Officers found pots filled with water and other food substances laying on the floor, counters and on “basically every available space,” Hammond said.

“The defendants are the parents of six children under the age of 18 who were residing in the home in these conditions,” Hammond added.

The Department of Social Services responded to the scene. The Department of Fire and Rescue Services also responded with meters to measure the level of ammonia fumes, the prosecutor noted. Workers from the county animal shelter came to help remove at least 30 animals from the property.

Judge Clifford L. Athey Jr. asked Brian Tenney if he agreed that Hammond had presented what she intended to present at trial.
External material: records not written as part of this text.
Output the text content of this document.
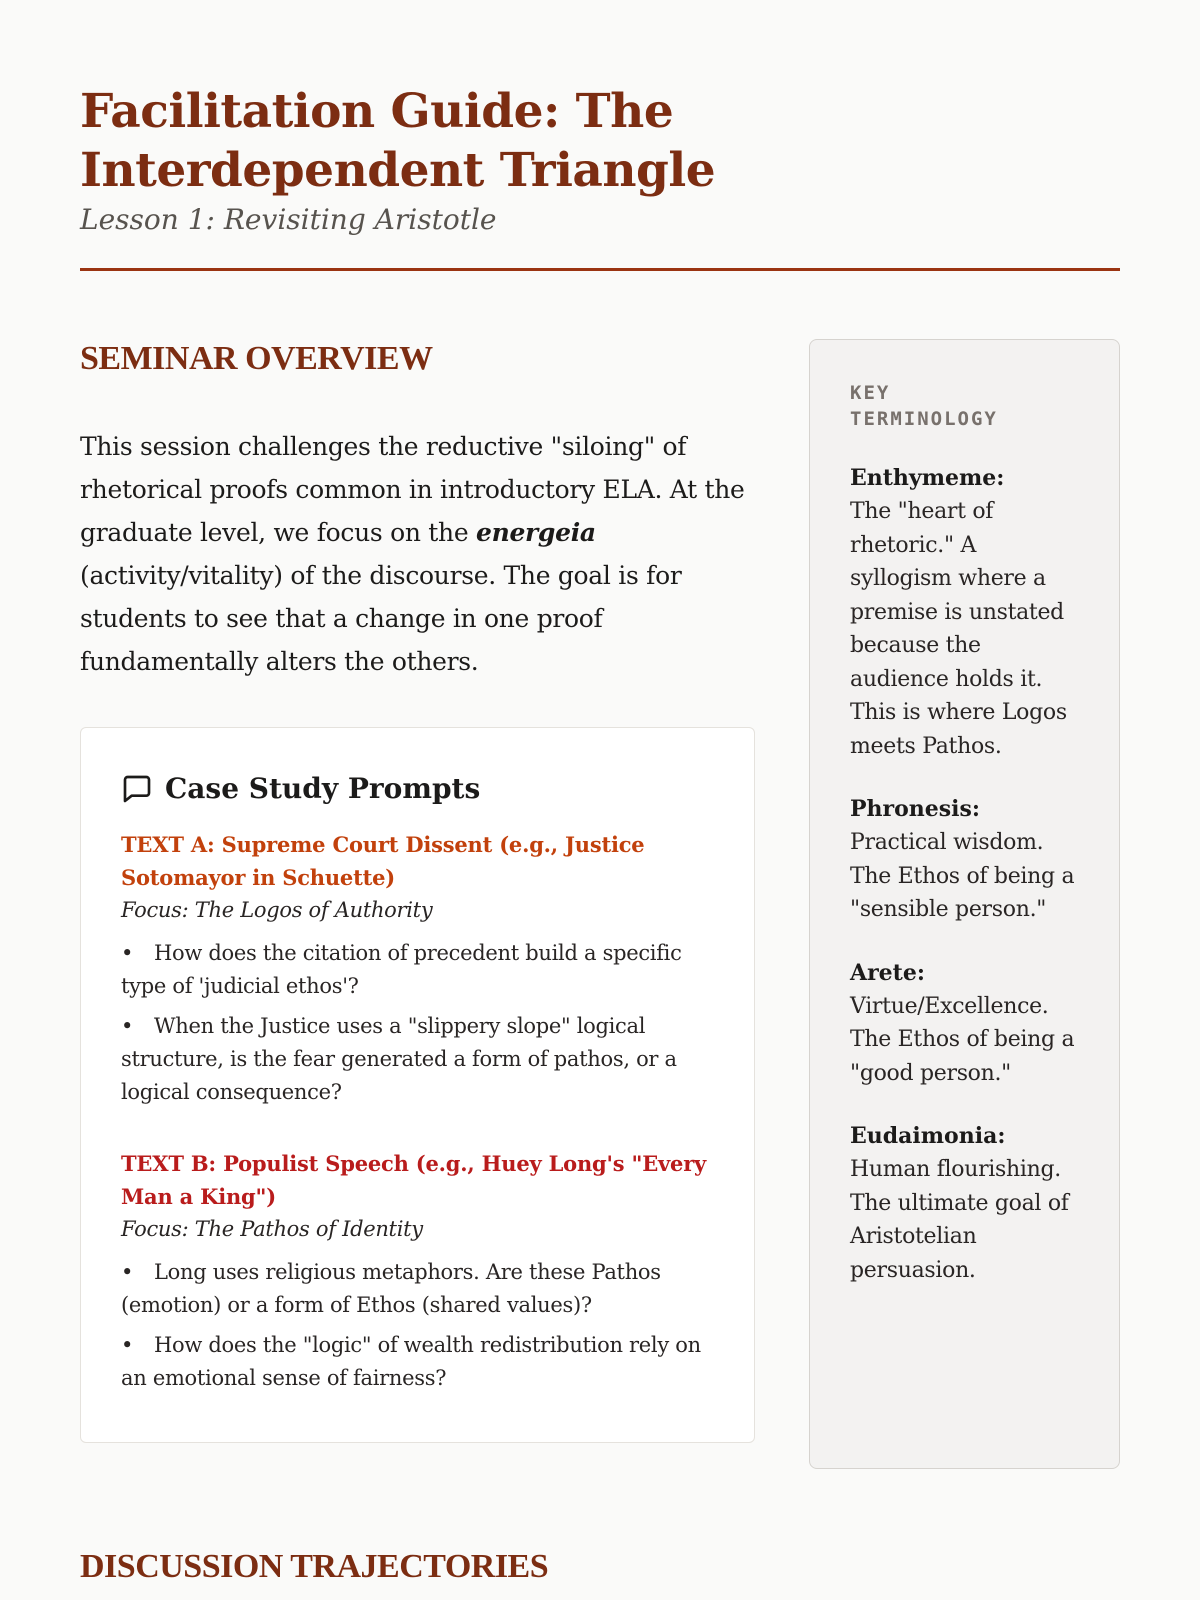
Facilitation Guide: The Interdependent Triangle
Lesson 1: Revisiting Aristotle
SEMINAR OVERVIEW

This session challenges the reductive "siloing" of rhetorical proofs common in introductory ELA. At the graduate level, we focus on the energeia (activity/vitality) of the discourse. The goal is for students to see that a change in one proof fundamentally alters the others.

Case Study Prompts
TEXT A: Supreme Court Dissent (e.g., Justice Sotomayor in Schuette)
Focus: The Logos of Authority
• How does the citation of precedent build a specific type of 'judicial ethos'?
• When the Justice uses a "slippery slope" logical structure, is the fear generated a form of pathos, or a logical consequence?
TEXT B: Populist Speech (e.g., Huey Long's "Every Man a King")
Focus: The Pathos of Identity
• Long uses religious metaphors. Are these Pathos (emotion) or a form of Ethos (shared values)?
• How does the "logic" of wealth redistribution rely on an emotional sense of fairness?
KEY TERMINOLOGY
Enthymeme:
The "heart of rhetoric." A syllogism where a premise is unstated because the audience holds it. This is where Logos meets Pathos.
Phronesis:
Practical wisdom. The Ethos of being a "sensible person."
Arete:
Virtue/Excellence. The Ethos of being a "good person."
Eudaimonia:
Human flourishing. The ultimate goal of Aristotelian persuasion.
DISCUSSION TRAJECTORIES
“Not that I totally agree with it ...” Brian Tenney said.

Athey accepted both pleas and sentenced each defendant to two years in prison for child endangerment and 12 months in jail for animal cruelty in accordance with the agreements. Athey suspended each term in its entirety, as the parties agreed. The judge ordered each of the defendants to complete five years of unsupervised probation, the terms of which included a restriction that Brian and Wendy Tenney not possess more than one feline and one canine.

Sets of sentencing guidelines prepared for the court - one reflecting all of the Tenneys’ charges and the other the counts to which each pleaded guilty under the agreement -- recommended a punishment of probation with no active time of incarceration, Hammond explained.

Athey granted a motion to dismiss the Tenneys’ remaining charges at the Hammond’s request, as called for in the agreements.